FRESNO, Calif. — California’s raging wildfires have created a smoky haze so stifling that some doctors in the state’s landlocked farm country say their waiting rooms have been crowding with patients struggling to breathe amid the soot-laden air.
Even without the blazes, which have scorched more than 660 square miles statewide, the farming towns and subdivisions dotting the long, flat San Joaquin Valley are typically shrouded in a layer of smog during the summer.
But airborne ash from the hundreds of lightning-sparked fires caused such a spike in air pollution over the weekend that meteorologist Shawn Ferreria said it took his breath away.
“I went and bought a mask because my lungs were not happy with me,” said Ferreria, a senior air quality specialist for the San Joaquin Valley Air Pollution Control District.
Hundreds of firefighters were working overtime Tuesday to beat back blazes burning from the western edge of the Sierra Nevada to coastal mountains near Big Sur, where authorities enforced new, mandatory evacuations along a roughly 15-mile stretch of Highway 1.
Gov. Arnold Schwarzenegger ordered 200 National Guard troops to report for fire training Tuesday to relieve weary crews early next week.
Even as crews made headway against some of the worst blazes, air district officials grew concerned that wind patterns would send more smoke billowing into the valley, which is bordered on three sides by mountains.
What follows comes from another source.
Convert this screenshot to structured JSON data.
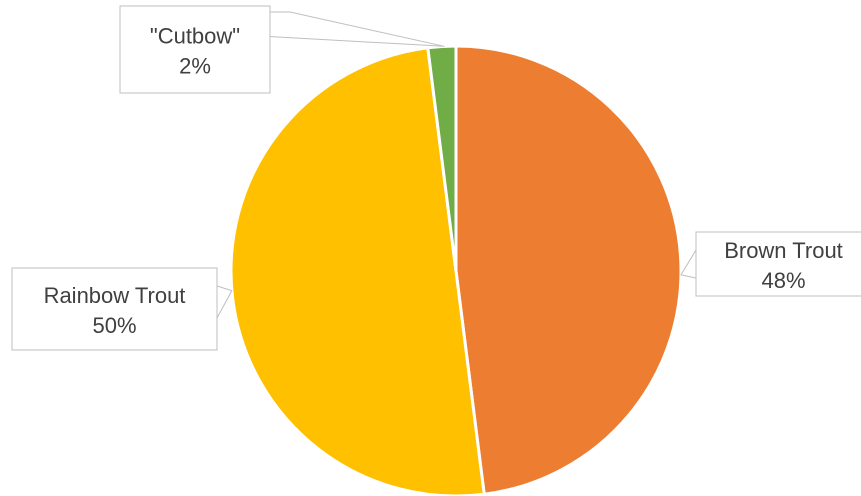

“Our waiting rooms are full of people with sore throats, itchy eyes and sniffles,” said Kevin Hamilton, a respiratory therapist with Sequoia Community Health Center in Fresno.
In the Big Sur region of the Los Padres National Forest, about 200 people were ordered to evacuate Tuesday, and evacuation orders remained in place for occupants of at least 75 homes who were forced to leave the region last week.
A 2-month-old baby condor died when fire swept through the gorge where it was nesting, scientists said.